Until recently, I felt much the same way about sweet wines as I did about that couple pawing at each other on the subway: “Gross”. But if love is unapologetic foreplay in public, then wine must surely be approaching every glass with an open mind.
Which is how I found myself nose to rim with a glass of ice wine over lunch recently. I could hardly help but to be enticed by the perfume of baked apricots, fresh almonds and marmalade that was unfurling from the preciously small desert glass. But my inner wine snob balked. “Isn’t this the stuff of sophomoric delight? Worse yet, isn’t this the nectar of naivité? A sippable incarnation of girlish silliness?”
It only took one small mouthful to quiet those snobbish reservations. On my tongue, the flavor of liquefied peach gummy candy; bright, juicy, sweet, and tangy danced a lovely little number before slinking down the back of my throat like silk.
So this was love: being so pleasantly wrong and stupidly happy.

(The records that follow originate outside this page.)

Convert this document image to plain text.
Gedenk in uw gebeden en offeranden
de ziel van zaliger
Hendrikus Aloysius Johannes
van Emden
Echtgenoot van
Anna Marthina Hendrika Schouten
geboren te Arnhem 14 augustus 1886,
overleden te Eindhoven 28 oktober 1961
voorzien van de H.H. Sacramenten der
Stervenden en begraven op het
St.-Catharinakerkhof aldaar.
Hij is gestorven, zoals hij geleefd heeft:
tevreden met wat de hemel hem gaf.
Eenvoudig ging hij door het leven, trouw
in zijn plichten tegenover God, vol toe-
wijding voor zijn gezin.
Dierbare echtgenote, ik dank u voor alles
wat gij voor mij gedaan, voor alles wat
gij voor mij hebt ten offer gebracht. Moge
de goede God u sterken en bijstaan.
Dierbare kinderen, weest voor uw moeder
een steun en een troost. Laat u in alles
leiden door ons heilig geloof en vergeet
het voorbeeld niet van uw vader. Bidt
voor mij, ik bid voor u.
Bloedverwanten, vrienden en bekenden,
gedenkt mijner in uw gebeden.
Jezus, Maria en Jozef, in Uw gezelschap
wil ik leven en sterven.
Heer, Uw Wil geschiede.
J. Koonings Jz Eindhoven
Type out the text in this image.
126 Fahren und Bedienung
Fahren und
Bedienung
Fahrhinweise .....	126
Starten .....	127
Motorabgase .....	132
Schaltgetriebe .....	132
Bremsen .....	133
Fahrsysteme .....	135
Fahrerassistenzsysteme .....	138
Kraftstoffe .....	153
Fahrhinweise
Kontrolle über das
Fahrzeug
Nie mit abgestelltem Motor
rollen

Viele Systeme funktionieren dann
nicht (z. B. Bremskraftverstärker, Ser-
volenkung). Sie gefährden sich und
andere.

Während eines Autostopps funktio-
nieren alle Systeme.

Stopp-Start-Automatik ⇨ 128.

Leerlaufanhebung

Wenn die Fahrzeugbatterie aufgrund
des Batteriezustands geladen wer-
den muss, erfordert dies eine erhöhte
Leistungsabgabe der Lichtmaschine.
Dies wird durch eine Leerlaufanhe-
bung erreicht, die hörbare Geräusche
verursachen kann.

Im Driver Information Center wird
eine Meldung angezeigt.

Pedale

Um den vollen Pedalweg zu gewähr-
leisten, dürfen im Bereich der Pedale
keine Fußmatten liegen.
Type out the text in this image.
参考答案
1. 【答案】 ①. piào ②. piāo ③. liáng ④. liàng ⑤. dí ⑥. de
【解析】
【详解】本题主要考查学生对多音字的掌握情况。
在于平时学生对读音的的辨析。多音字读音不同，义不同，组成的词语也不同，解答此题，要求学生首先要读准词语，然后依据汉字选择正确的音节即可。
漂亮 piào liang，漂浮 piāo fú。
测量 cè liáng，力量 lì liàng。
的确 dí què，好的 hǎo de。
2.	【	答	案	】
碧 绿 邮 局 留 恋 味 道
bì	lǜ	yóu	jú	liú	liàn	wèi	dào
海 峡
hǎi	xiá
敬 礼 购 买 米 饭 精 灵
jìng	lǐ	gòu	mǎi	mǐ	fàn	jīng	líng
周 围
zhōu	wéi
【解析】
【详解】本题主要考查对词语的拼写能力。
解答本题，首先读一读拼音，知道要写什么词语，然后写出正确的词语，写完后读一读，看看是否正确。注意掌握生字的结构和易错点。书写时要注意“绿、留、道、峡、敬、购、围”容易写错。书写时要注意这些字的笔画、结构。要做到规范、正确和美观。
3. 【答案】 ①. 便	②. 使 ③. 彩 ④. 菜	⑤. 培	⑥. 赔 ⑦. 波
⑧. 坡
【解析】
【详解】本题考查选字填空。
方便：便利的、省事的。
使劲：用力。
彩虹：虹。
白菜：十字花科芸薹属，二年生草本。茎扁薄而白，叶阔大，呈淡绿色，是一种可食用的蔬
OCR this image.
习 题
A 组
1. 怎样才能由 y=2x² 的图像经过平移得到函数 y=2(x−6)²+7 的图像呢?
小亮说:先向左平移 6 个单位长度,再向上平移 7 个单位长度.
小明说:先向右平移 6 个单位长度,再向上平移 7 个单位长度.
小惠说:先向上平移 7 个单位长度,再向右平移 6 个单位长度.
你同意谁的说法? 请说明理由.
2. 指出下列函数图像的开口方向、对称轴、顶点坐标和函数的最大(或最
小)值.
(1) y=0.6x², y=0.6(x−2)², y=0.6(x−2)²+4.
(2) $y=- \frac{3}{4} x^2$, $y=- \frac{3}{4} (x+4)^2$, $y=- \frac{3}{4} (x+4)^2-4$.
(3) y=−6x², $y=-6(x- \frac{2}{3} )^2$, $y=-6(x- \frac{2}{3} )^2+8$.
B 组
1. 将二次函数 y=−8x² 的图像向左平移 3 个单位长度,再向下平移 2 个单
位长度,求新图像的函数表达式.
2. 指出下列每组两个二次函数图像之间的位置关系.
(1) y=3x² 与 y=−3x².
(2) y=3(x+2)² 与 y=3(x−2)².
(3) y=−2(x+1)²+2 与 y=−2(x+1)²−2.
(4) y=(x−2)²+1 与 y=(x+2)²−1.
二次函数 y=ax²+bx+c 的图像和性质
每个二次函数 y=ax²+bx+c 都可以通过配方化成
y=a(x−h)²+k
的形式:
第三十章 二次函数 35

It was kind of like getting a dozen red roses on Valentine’s Day – you’d think that such a clichéd gesture would initiate ruthless eye-rolling, but the pleasure in the whole thing is disarming. There’s a reason it’s done, my friends, and so it is with sweet wines.
One of the key components in any dessert wine worth drinking is a high level of acidity. That acidity is what makes these wines delicious and prevents them from being cloying saccharine messes. Acid is to dessert wines as good sex is to any loving relationship – the key to longevity (or is that communication? Good thing I’m not a relationship blogger I guess…).
This Valentine’s Day, do yourself (and your significant other if you’re so inclined) a favor and arrange a rendezvous with a sweet wine. I’ve rounded up five sweet wines from Upstate New York’s Finger Lakes – a region that’s producing desert wines that easily hold up to the best from abroad. Much easier to get your hands on and less expensive, why not show a little love for the good ole’ USA while you’re at it? Yup. Went there.
Forget Burgundy’s Picks:
Wagner Vineyards Semi-Dry Gewürztraminer 2010 ($12.99) – Not technically a desert wine, this is a good choice for who might be hesitant to go all the way on the first date…with a sweet wine. A floral nose of roses and peonies mingles with notes of lychee and a trace of nutmeg on the finish. That rich, heady perfume carries through to the palate where the wine fills the mouth with a slightly oily texture. The weight of the sugar is gorgeously balanced by the wine’s sparkling acidity, making this an old-world style Gewürz that is an unbelievable bargain for the price.
Lakewood Vineyards 2010 Glaciovinum ($13.99) – This super affordable desert wine is made with a grape called Delaware that some claim is native to North America and others argue is the result of some sexy time between European and native varieties. Either way, Delaware yields some delicious desert wine – I likened the nose to cherry Jolly Ranchers but fancier reviewers call it “sweet tangerine.” Bright, juicy, and just bursting with sweet exotic flavor, this desert wine is quaffable delight.
Treleaven Eis Wine 2008 Late Harvest Riesling ($29.99) – Peaches, marmalade, and a streak of caramel make up the nose of this luscious iced wine. The late harvest grapes are frozen after they’ve been picked, which excludes it from being a true ice wine, but its no less delectable. Rich and juicy, this dessert wine has stunning acidity and perfect balance.
Sheldrake Point Riesling Ice Wine 2008 ($50) – The nose of baked apricots and fresh almonds brings to mind the smell of a Danish. On the palate, it’s really bright, juicy with flavors of white peaches, and even a hint of peach gummy candies. It’s sweet without being cloying at all.
Martini-Reinhardt 2008 Reiesling Trockenbaren ($100) – This wine smells like Hawaii; fragrant mango, frangipani, cocoa butter, and even a whiff of sun tan lotion. It’s bright, juicy, rich and warm – cheaper than a tropical getaway but just as indulgent.